A curator at a New Jersey museum of natural history partners with a celebrated fashion designer on a project. When she dies, the curator finds within the designer's archive a mystery surrounding the designer's family that stretches from Israel to bohemian 1970s New York to the Latin American jungle, where a young indigenous boy has received an apocalyptic vision.
... a radically different novel but nonetheless a book just as deserving of critical praise ... The more than three hundred pages of this highly ambitious novel could generate in itself an essay as long or even longer than the novel ... often reminds one of Roberto Bolaño’s masterpiece 2666 ... Stories and histories, woven in time and space, present events and images that at first sight may seem to be clever inventions of the author, but which are soon revealed to be true facts around which the author has skilfully woven his fictions...A fantastic world inscribed within this one that is nothing else but, in any case, the flipside of the world we read about in the newspapers. And that might be why it seems to have such a hallucinating quality, especially alongside the present feeling that we are living in a time when it has become impossible to separate facts, fake news, memories and illusions ... All of this is achieved through a skilful usage of language, or perhaps I should say of languages, as each of the novel’s five polyphonic sections bears traces—as conscious homage—of authors that Fonseca admires, while maintaining a rhythm that keeps us in suspense for the entire length of this singular narrative. Natural History is, then, a novel woven together through the resonance of its metaphors ... Within this complex game of Russian dolls that Fonseca has constructed, nothing remains more fascinating and enthralling than the experience of reading it. Amidst intertextual references and philosophical winks, Natural History is above all a story that displays the power of a mighty imagination capable of transporting us to a myriad of scenarios and situations, conveyed through entertaining and dazzling prose. Fonseca is, without a doubt, one of the great writers of a new generation that is beginning to gain a name within Hispanic literature. And from what we can see, he is far from having exhausted his creativity.
... wonderfully enigmatic ... delivers a conundrum of a story, one that depends upon neither events nor characters for its substance. Reading each page requires unwinding a riddle of themes to discover hints and clues hidden in familiar history. Fonseca presses the reader to grapple with such issues as authenticity and subterfuge, challenging the idea that anyone can truly know about the world and its inhabitants. It’s helpful to remember that the story begins with a shared appreciation of naturally occurring camouflage ... With lush prose that owes a debt to translator Megan McDowell, Fonseca weaves the fictional threads of Giovanna’s life into a fabric of real history ... Yet no matter how seemingly obscure a reference may appear to be, no detail in this book is superfluous.
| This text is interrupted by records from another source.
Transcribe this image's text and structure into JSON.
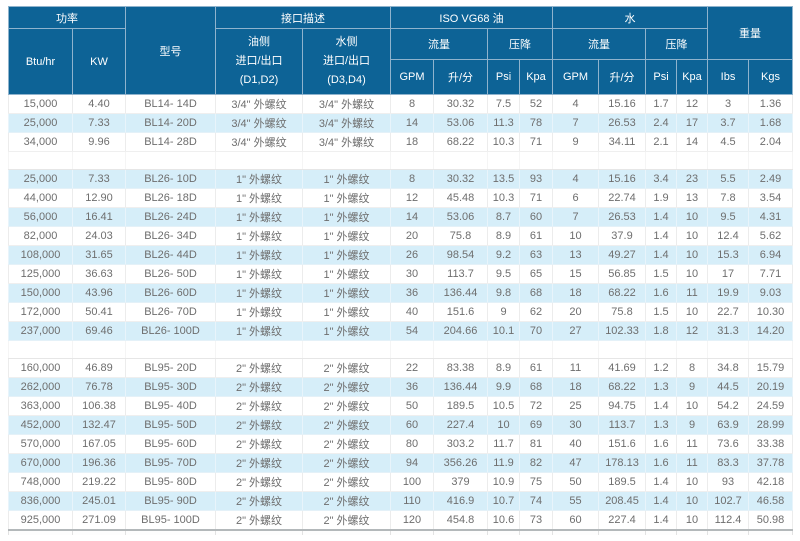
{
  "table": {
    "header": {
      "power_group": "功率",
      "btu": "Btu/hr",
      "kw": "KW",
      "model": "型号",
      "interface_group": "接口描述",
      "oil_side": "油侧\n进口/出口\n(D1,D2)",
      "water_side": "水侧\n进口/出口\n(D3,D4)",
      "iso_oil_group": "ISO VG68 油",
      "water_group": "水",
      "flow": "流量",
      "pressure_drop": "压降",
      "gpm": "GPM",
      "lpm": "升/分",
      "psi": "Psi",
      "kpa": "Kpa",
      "weight_group": "重量",
      "lbs": "Ibs",
      "kgs": "Kgs"
    },
    "groups": [
      {
        "series": "BL14",
        "rows": [
          [
            "15,000",
            "4.40",
            "BL14- 14D",
            "3/4\" 外螺纹",
            "3/4\" 外螺纹",
            "8",
            "30.32",
            "7.5",
            "52",
            "4",
            "15.16",
            "1.7",
            "12",
            "3",
            "1.36"
          ],
          [
            "25,000",
            "7.33",
            "BL14- 20D",
            "3/4\" 外螺纹",
            "3/4\" 外螺纹",
            "14",
            "53.06",
            "11.3",
            "78",
            "7",
            "26.53",
            "2.4",
            "17",
            "3.7",
            "1.68"
          ],
          [
            "34,000",
            "9.96",
            "BL14- 28D",
            "3/4\" 外螺纹",
            "3/4\" 外螺纹",
            "18",
            "68.22",
            "10.3",
            "71",
            "9",
            "34.11",
            "2.1",
            "14",
            "4.5",
            "2.04"
          ]
        ]
      },
      {
        "series": "BL26",
        "rows": [
          [
            "25,000",
            "7.33",
            "BL26- 10D",
            "1\" 外螺纹",
            "1\" 外螺纹",
            "8",
            "30.32",
            "13.5",
            "93",
            "4",
            "15.16",
            "3.4",
            "23",
            "5.5",
            "2.49"
          ],
          [
            "44,000",
            "12.90",
            "BL26- 18D",
            "1\" 外螺纹",
            "1\" 外螺纹",
            "12",
            "45.48",
            "10.3",
            "71",
            "6",
            "22.74",
            "1.9",
            "13",
            "7.8",
            "3.54"
          ],
          [
            "56,000",
            "16.41",
            "BL26- 24D",
            "1\" 外螺纹",
            "1\" 外螺纹",
            "14",
            "53.06",
            "8.7",
            "60",
            "7",
            "26.53",
            "1.4",
            "10",
            "9.5",
            "4.31"
          ],
          [
            "82,000",
            "24.03",
            "BL26- 34D",
            "1\" 外螺纹",
            "1\" 外螺纹",
            "20",
            "75.8",
            "8.9",
            "61",
            "10",
            "37.9",
            "1.4",
            "10",
            "12.4",
            "5.62"
          ],
          [
            "108,000",
            "31.65",
            "BL26- 44D",
            "1\" 外螺纹",
            "1\" 外螺纹",
            "26",
            "98.54",
            "9.2",
            "63",
            "13",
            "49.27",
            "1.4",
            "10",
            "15.3",
            "6.94"
          ],
          [
            "125,000",
            "36.63",
            "BL26- 50D",
            "1\" 外螺纹",
            "1\" 外螺纹",
            "30",
            "113.7",
            "9.5",
            "65",
            "15",
            "56.85",
            "1.5",
            "10",
            "17",
            "7.71"
          ],
          [
            "150,000",
            "43.96",
            "BL26- 60D",
            "1\" 外螺纹",
            "1\" 外螺纹",
            "36",
            "136.44",
            "9.8",
            "68",
            "18",
            "68.22",
            "1.6",
            "11",
            "19.9",
            "9.03"
          ],
          [
            "172,000",
            "50.41",
            "BL26- 70D",
            "1\" 外螺纹",
            "1\" 外螺纹",
            "40",
            "151.6",
            "9",
            "62",
            "20",
            "75.8",
            "1.5",
            "10",
            "22.7",
            "10.30"
          ],
          [
            "237,000",
            "69.46",
            "BL26- 100D",
            "1\" 外螺纹",
            "1\" 外螺纹",
            "54",
            "204.66",
            "10.1",
            "70",
            "27",
            "102.33",
            "1.8",
            "12",
            "31.3",
            "14.20"
          ]
        ]
      },
      {
        "series": "BL95",
        "rows": [
          [
            "160,000",
            "46.89",
            "BL95- 20D",
            "2\" 外螺纹",
            "2\" 外螺纹",
            "22",
            "83.38",
            "8.9",
            "61",
            "11",
            "41.69",
            "1.2",
            "8",
            "34.8",
            "15.79"
          ],
          [
            "262,000",
            "76.78",
            "BL95- 30D",
            "2\" 外螺纹",
            "2\" 外螺纹",
            "36",
            "136.44",
            "9.9",
            "68",
            "18",
            "68.22",
            "1.3",
            "9",
            "44.5",
            "20.19"
          ],
          [
            "363,000",
            "106.38",
            "BL95- 40D",
            "2\" 外螺纹",
            "2\" 外螺纹",
            "50",
            "189.5",
            "10.5",
            "72",
            "25",
            "94.75",
            "1.4",
            "10",
            "54.2",
            "24.59"
          ],
          [
            "452,000",
            "132.47",
            "BL95- 50D",
            "2\" 外螺纹",
            "2\" 外螺纹",
            "60",
            "227.4",
            "10",
            "69",
            "30",
            "113.7",
            "1.3",
            "9",
            "63.9",
            "28.99"
          ],
          [
            "570,000",
            "167.05",
            "BL95- 60D",
            "2\" 外螺纹",
            "2\" 外螺纹",
            "80",
            "303.2",
            "11.7",
            "81",
            "40",
            "151.6",
            "1.6",
            "11",
            "73.6",
            "33.38"
          ],
          [
            "670,000",
            "196.36",
            "BL95- 70D",
            "2\" 外螺纹",
            "2\" 外螺纹",
            "94",
            "356.26",
            "11.9",
            "82",
            "47",
            "178.13",
            "1.6",
            "11",
            "83.3",
            "37.78"
          ],
          [
            "748,000",
            "219.22",
            "BL95- 80D",
            "2\" 外螺纹",
            "2\" 外螺纹",
            "100",
            "379",
            "10.9",
            "75",
            "50",
            "189.5",
            "1.4",
            "10",
            "93",
            "42.18"
          ],
          [
            "836,000",
            "245.01",
            "BL95- 90D",
            "2\" 外螺纹",
            "2\" 外螺纹",
            "110",
            "416.9",
            "10.7",
            "74",
            "55",
            "208.45",
            "1.4",
            "10",
            "102.7",
            "46.58"
          ],
          [
            "925,000",
            "271.09",
            "BL95- 100D",
            "2\" 外螺纹",
            "2\" 外螺纹",
            "120",
            "454.8",
            "10.6",
            "73",
            "60",
            "227.4",
            "1.4",
            "10",
            "112.4",
            "50.98"
          ]
        ]
      }
    ]
  },
  "colors": {
    "header_bg": "#0d6396",
    "header_text": "#ffffff",
    "zebra_blue": "#d6eef9",
    "row_text": "#6e6e6e",
    "bottom_border": "#b3b8ba"
  }
}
Fonseca ties each one into recurring motifs that illustrate his interpretation of perception and reality, faith and irony, tragedy and farce. Though sometimes inscrutable, he presses the reader to consider the ways that societies communicate – and how, in turn, perspectives shape perceptions in the arts and in politics.
In the tradition of what Ricardo Piglia has called conceptual literature, we are presented here with an intellectual puzzle that reminds us that it is also possible to be passionate about ideas ... the novel quickly becomes a profound meditation on the blurry line separating humanity from animality. Unearthing fascinating references to the history of camouflage, it finds in the chameleonic dissemblance of animals and in the phenomenon of animal mimesis a resounding metaphor through which to think about questions regarding identity ... The novel then becomes a voyage of discovery that in turn leads us readers to many other voyages, opening roads that lead from New York to the Caribbean tropics, and from Israel to the Central American jungle. Guided by its obsessive characters and their fixations, the book elegantly takes the reader for a tour of Latin America’s labyrinthine contemporary history ... All of that, and more, encapsulated within five parts that could well have worked as five short independent novels, were it not for the detective plot that skillfully weaves them together from beginning to end ... The narrative’s kaleidoscopic variety ties in neatly with the novel’s conceptual premises regarding mimicry. It also forces the reader to wonder: what defines an author if narrative unity can no longer be found at the level of style? ... a novel whose success is predicated upon the reverberation of its images. It builds, through metaphors and the subtleness of its linguistic virtuosity, a universe where nature and culture finally meet at the end of a long voyage.